Die Mendelssohn-Geister, die er rief...
MOZARTWOCHE / CAMERATA / LANGRÉE
31/01/16 Hector Berlioz war nicht nur Komponist, sondern auch ein pointierter Schreiber. Mendelssohns reißerisches g-Moll-Klavierkonzert hat ihn auf die Idee einer Satire gebracht: Da dreht ein Klavier durch und beginnt ganz von alleine Mendelssohns g-Moll-Konzert zu rasseln. Weder mit Weihrauch noch mit der Axt ist diesen Geistern, die keiner rief, beizukommen...
Von Reinhard Kriechbaum
Angesichts der täglichen Mendelssohn-Dosis, wie man sie in der diesjährigen Mozartwoche verabreichte, hätte man sich einige Male einen Stab zum Wegzaubern gewünscht. Wäre aber eh vergeblich gewesen. Gewiss ist aber auch: Hätte Berlioz gehört, wie Alexander Melnikov eben dieses g-Moll-Konzert spielt, hätte er seine Satire nicht gerade daran aufgehängt.
Melnikow vereint in sich nämlich zwei Fähigkeiten, deren Verbindung genau recht kommt für dieses Stück. Er hat – zum Einen – die russische Virtuosenschule durchgemacht und bringt mithin die Brillanz, nach dem der Solopart verlangt, ohne alle Abstriche rüber. Aber Alexander Melnikov ist eben auch einer, der auf dem Feld der Alten Musik zuhause ist. In der Matinee mit der Camerata Salzburg am Samstag (30.1.) hat er sich auch in Sachen Mendelssohn als ein Stilist herausragenden Ranges bewiesen.
Natürlich, im Cello-schwangeren zweiten Satz des g-Moll-Konzerts finden viele seiner Kollegen zu schmeichlerischer Lyrik. Melnikow aber weiß das ur-romantische Wesen dieser Musik auch in den Ecksätzen aufzustöbern.
Da rasen die Finger dahin, und mit einem Atemzug kristallisieren sich völlig andere Szenerien, geprägt durch äußerste Ruhe. Das Nicht-Geradlinige, die jähen Wechsel der Launen und der Befindlichkeiten: Das hat in dieser Interpretation immer wieder nicht nur aufhorchen, sondern ernsthaft staunen lassen.

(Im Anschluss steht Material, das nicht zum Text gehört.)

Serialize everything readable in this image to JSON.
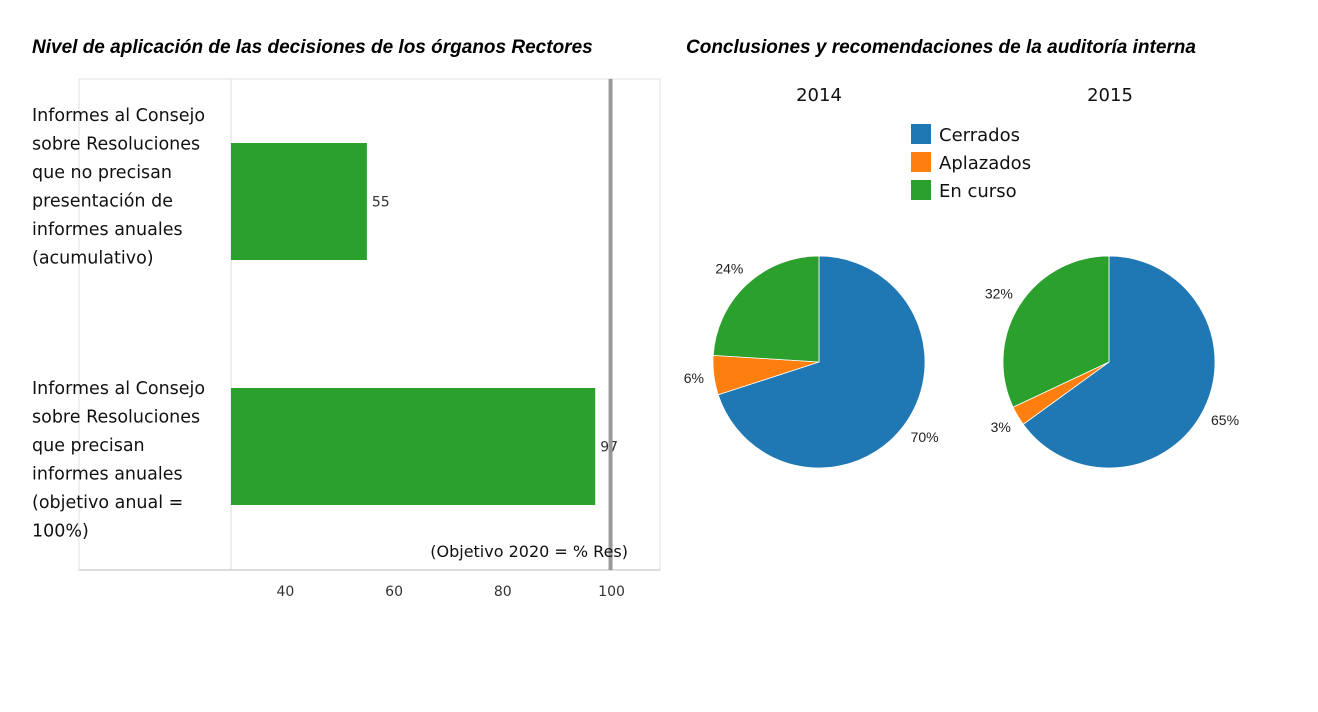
{
  "chart_data": [
    {
      "type": "bar",
      "orientation": "horizontal",
      "title": "Nivel de aplicación de las decisiones de los órganos Rectores",
      "categories": [
        "Informes al Consejo sobre Resoluciones que no precisan presentación de informes anuales (acumulativo)",
        "Informes al Consejo sobre Resoluciones que precisan informes anuales (objetivo anual = 100%)"
      ],
      "category_lines": [
        [
          "Informes al Consejo",
          "sobre Resoluciones",
          "que no precisan",
          "presentación de",
          "informes anuales",
          "(acumulativo)"
        ],
        [
          "Informes al Consejo",
          "sobre Resoluciones",
          "que precisan",
          "informes anuales",
          "(objetivo anual =",
          "100%)"
        ]
      ],
      "values": [
        55,
        97
      ],
      "value_labels": [
        "55",
        "97"
      ],
      "xlim": [
        30,
        104.5
      ],
      "xticks": [
        40,
        60,
        80,
        100
      ],
      "xtick_labels": [
        "40",
        "60",
        "80",
        "100"
      ],
      "target_line": {
        "value": 100,
        "label": "(Objetivo 2020 = % Res)"
      },
      "bar_color": "#2ca02c",
      "target_color": "#999999",
      "grid": false
    },
    {
      "type": "pie",
      "group_title": "Conclusiones y recomendaciones de la auditoría interna",
      "legend": {
        "placement": "top-center",
        "entries": [
          "Cerrados",
          "Aplazados",
          "En curso"
        ],
        "colors": [
          "#1f77b4",
          "#ff7f0e",
          "#2ca02c"
        ]
      },
      "pies": [
        {
          "title": "2014",
          "labels": [
            "Cerrados",
            "Aplazados",
            "En curso"
          ],
          "values": [
            70,
            6,
            24
          ],
          "value_labels": [
            "70%",
            "6%",
            "24%"
          ]
        },
        {
          "title": "2015",
          "labels": [
            "Cerrados",
            "Aplazados",
            "En curso"
          ],
          "values": [
            65,
            3,
            32
          ],
          "value_labels": [
            "65%",
            "3%",
            "32%"
          ]
        }
      ]
    }
  ]
}
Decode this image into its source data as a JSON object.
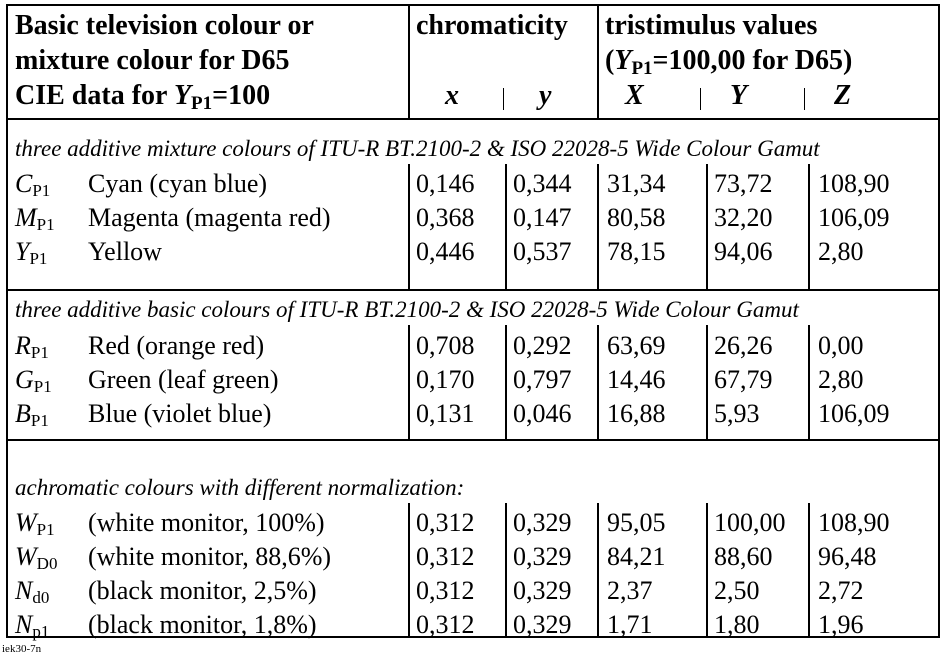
{
  "header": {
    "line1": "Basic television colour or",
    "line2": "mixture colour for D65",
    "line3_pre": "CIE data for ",
    "line3_sym": "Y",
    "line3_sub": "P1",
    "line3_post": "=100",
    "chromaticity": "chromaticity",
    "tristimulus": "tristimulus values",
    "trist_pre": "(",
    "trist_sym": "Y",
    "trist_sub": "P1",
    "trist_post": "=100,00 for D65)",
    "col_x": "x",
    "col_y": "y",
    "col_X": "X",
    "col_Y": "Y",
    "col_Z": "Z"
  },
  "sections": [
    {
      "title": "three additive mixture colours of ITU-R BT.2100-2 & ISO 22028-5 Wide Colour Gamut",
      "rows": [
        {
          "sym": "C",
          "sub": "P1",
          "name": "Cyan (cyan blue)",
          "x": "0,146",
          "y": "0,344",
          "X": "31,34",
          "Y": "73,72",
          "Z": "108,90"
        },
        {
          "sym": "M",
          "sub": "P1",
          "name": "Magenta (magenta red)",
          "x": "0,368",
          "y": "0,147",
          "X": "80,58",
          "Y": "32,20",
          "Z": "106,09"
        },
        {
          "sym": "Y",
          "sub": "P1",
          "name": "Yellow",
          "x": "0,446",
          "y": "0,537",
          "X": "78,15",
          "Y": "94,06",
          "Z": "2,80"
        }
      ]
    },
    {
      "title": "three additive basic colours of ITU-R BT.2100-2 & ISO 22028-5 Wide Colour Gamut",
      "rows": [
        {
          "sym": "R",
          "sub": "P1",
          "name": "Red (orange red)",
          "x": "0,708",
          "y": "0,292",
          "X": "63,69",
          "Y": "26,26",
          "Z": "0,00"
        },
        {
          "sym": "G",
          "sub": "P1",
          "name": "Green (leaf green)",
          "x": "0,170",
          "y": "0,797",
          "X": "14,46",
          "Y": "67,79",
          "Z": "2,80"
        },
        {
          "sym": "B",
          "sub": "P1",
          "name": "Blue (violet blue)",
          "x": "0,131",
          "y": "0,046",
          "X": "16,88",
          "Y": "5,93",
          "Z": "106,09"
        }
      ]
    },
    {
      "title": "achromatic colours with different normalization:",
      "rows": [
        {
          "sym": "W",
          "sub": "P1",
          "name": "(white monitor, 100%)",
          "x": "0,312",
          "y": "0,329",
          "X": "95,05",
          "Y": "100,00",
          "Z": "108,90"
        },
        {
          "sym": "W",
          "sub": "D0",
          "name": "(white monitor, 88,6%)",
          "x": "0,312",
          "y": "0,329",
          "X": "84,21",
          "Y": "88,60",
          "Z": "96,48"
        },
        {
          "sym": "N",
          "sub": "d0",
          "name": "(black monitor, 2,5%)",
          "x": "0,312",
          "y": "0,329",
          "X": "2,37",
          "Y": "2,50",
          "Z": "2,72"
        },
        {
          "sym": "N",
          "sub": "p1",
          "name": "(black monitor, 1,8%)",
          "x": "0,312",
          "y": "0,329",
          "X": "1,71",
          "Y": "1,80",
          "Z": "1,96"
        }
      ]
    }
  ],
  "footer": "iek30-7n"
}
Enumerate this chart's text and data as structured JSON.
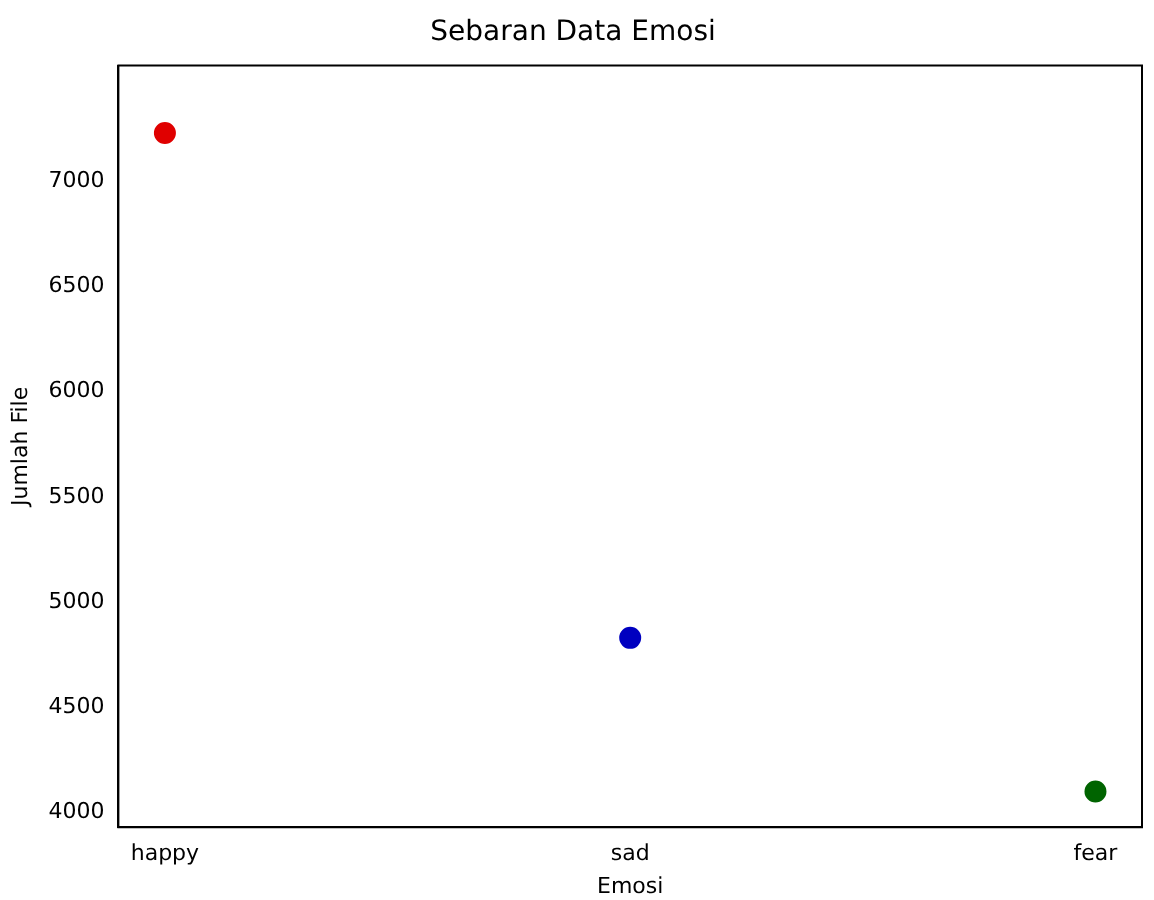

Und es war bestens mitgetragen, unterestützt, aufgefangen durch die Camerata, die unter ihrem Chefdirigenten Louis Langrée mit äußerster Konzentration und Flexibilität agierte.
Zwei Pole Mozart'scher Symphonik: Das Erstlingswerk steht in Es-Dur und trägt die Köchel-Nummer 16. Louis Langrée lotet Möglichkeiten aus im Werk des Achtjährigen. Jeder Lauf bekam sein zielgerichtetes Crescendo oder Decrescendo, und die längeren Noten eine deutliche Messa di voce. Da waren die Ohren der Zuhörer mit Recht gespitzt aufs Kommende und wurden im Andante-Satz nicht enttäuscht, etwa angesichts der so sanft wie einprägsam formulierten Cello/Kontrabassmotive zu den von Hörnern und Oboen klanggeprägten Akkorden. Wird das so gespielt, dann nimmt man ganz ohne Skrupel das Wort „Schwesterwerk“ in den Mund für die große Es-Dur-Symphonie KV 543: Langrée und die Camerata in großzügigster Geber-Laune.
„Mystère de l'instant“ hat Henri Dutilleux ein Paul Sacher zugeeignetes Werk für Streicher, Cymbalon und Schlagzeug genannt. Eine Folge von zehn Miniaturen von einmal filigraner, dann, vor allem gegen Ende hin, auftrumpfender Farbenpracht. In Frankreich gibt es die „Spektralisten“, aber mit -Ismen welcher Art auch immer hatte der zeitlos-moderne Dutilleux nichts am Hut. Und deshalb brauchte er auch nicht „postmodern“ zu werden, als er dieses Werke zwischen 1986 und 1989 schrieb. Es ist überhaupt nicht populäre, aber mit Fug und Recht als solche zu bezeichnende „Moderne Klassik“.